La crosta lattea o dermatite seborroica infantile è un disturbo molto frequente nei neonati e nei lattanti (si manifesta, secondo le statistiche, in un neonato su due); si manifesta nelle prime settimane di vita fino al quarto-quinto mese.

Il termine “crosta latte” deriva da una vecchia credenza popolare secondo la quale la causa era da ricondursi all’alimentazione a base d latte.

Di fatto non esiste, in realtà, nessuna correlazione tra le due cose; la dermatite seborroica, infatti, è dovuta ad un aumento di secrezione di sebo, una sostanza grassa prodotta dalle ghiandole della pelle, dette appunto sebacee.

 

COME SI MANIFESTA LA CROSTA LATTEA ?

La crosta lattea si manifesta con piccole croste o squame di colorito giallognolo, untuose ; la sede più comune è il cuoi capelluto, nella zona della fontanella, ma può estendersi anche a fronte, sopracciglia, a volte anche dietro le orecchi, al naso; le squame sono bene adese alla cute.

 

LE CAUSE

Nel neonato il fattore scatenante non è ancora stato individuato. Nella maggior parte dei casi si può dire che la crosta lattea sia una condizione “idiopatica”, ossia non legata ad alcuna causa di preciso.

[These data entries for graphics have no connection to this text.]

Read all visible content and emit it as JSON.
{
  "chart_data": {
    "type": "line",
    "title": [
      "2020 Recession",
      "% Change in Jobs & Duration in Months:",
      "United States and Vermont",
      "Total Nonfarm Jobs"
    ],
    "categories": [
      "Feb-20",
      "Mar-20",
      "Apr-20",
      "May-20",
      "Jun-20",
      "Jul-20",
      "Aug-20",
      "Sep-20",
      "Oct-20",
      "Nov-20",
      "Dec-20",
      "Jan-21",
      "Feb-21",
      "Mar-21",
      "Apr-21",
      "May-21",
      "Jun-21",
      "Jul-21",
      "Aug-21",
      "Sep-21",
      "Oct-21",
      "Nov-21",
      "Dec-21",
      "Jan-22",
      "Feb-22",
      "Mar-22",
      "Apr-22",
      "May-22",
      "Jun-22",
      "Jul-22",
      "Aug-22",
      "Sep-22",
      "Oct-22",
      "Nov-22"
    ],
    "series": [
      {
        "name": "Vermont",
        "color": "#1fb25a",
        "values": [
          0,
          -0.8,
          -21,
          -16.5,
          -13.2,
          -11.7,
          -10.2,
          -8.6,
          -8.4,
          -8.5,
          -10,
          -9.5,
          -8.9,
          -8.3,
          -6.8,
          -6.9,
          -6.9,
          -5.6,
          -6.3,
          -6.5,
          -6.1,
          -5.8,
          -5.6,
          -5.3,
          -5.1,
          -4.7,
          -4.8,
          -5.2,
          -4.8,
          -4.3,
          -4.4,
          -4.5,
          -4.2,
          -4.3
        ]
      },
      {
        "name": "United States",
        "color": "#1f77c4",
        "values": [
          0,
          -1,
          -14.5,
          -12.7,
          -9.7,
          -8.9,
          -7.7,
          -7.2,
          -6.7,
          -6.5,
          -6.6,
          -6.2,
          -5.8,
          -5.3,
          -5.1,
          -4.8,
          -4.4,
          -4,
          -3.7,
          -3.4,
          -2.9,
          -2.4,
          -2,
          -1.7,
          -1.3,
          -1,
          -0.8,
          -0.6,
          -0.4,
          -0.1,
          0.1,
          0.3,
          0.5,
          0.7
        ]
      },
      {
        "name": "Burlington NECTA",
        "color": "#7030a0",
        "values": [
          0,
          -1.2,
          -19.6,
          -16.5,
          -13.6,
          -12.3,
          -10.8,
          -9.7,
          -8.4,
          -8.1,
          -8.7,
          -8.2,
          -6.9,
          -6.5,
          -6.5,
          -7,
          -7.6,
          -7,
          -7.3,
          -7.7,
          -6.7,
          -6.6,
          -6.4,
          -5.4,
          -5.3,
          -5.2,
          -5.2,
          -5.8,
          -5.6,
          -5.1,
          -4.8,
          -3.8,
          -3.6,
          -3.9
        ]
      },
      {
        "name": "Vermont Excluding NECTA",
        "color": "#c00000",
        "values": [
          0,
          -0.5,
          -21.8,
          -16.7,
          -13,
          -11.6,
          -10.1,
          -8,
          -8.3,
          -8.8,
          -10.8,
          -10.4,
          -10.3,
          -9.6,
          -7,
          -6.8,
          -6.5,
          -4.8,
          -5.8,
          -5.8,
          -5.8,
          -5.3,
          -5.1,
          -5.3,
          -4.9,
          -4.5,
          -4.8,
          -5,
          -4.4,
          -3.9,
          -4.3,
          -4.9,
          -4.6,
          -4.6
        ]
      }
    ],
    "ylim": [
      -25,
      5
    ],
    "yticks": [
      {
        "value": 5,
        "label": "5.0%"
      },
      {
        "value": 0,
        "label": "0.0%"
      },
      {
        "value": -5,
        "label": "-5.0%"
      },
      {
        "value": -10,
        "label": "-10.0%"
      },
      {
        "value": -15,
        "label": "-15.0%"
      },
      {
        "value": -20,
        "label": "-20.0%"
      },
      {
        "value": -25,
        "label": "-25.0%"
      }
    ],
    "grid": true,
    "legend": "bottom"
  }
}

Sono state messe in causa alcuni fattori scatenanti che devono,però,trovare una conferma da un punto di vista scientifico:

  • Fattori ormonali (della madre e trasmesse al bimbo durante la gravidanza)
  • Allergia alimentare ed intolleranza al lattosio
  • Scarsa igiene del neonato e sovrapposizione di un fungo, detto Malassezia Furfur

In realtà sembra che si possa ricondurre a una sorta di “immaturità” della cute del neonato nel processo di sostituzione delle vecchie cellule con le nuove., situazione aggravata da un’eccessiva produzione di sebo.

 

LA DIAGNOSI

La diagnosi è abbastanza semplice sia per il pediatra che per la mamma stessa.

La crosta lattea è una condizione assolutamente benigna che si risolve spontaneamente solitamente intorno alle sei settimane di vita (anche se,a volte, come si diceva, può persistere fino al quarto-quinto mese di vita).

 

COME SI CURA LA CROSTA LATTEA?

Non esistono rimedi specifici per la cura della crosta lattea. 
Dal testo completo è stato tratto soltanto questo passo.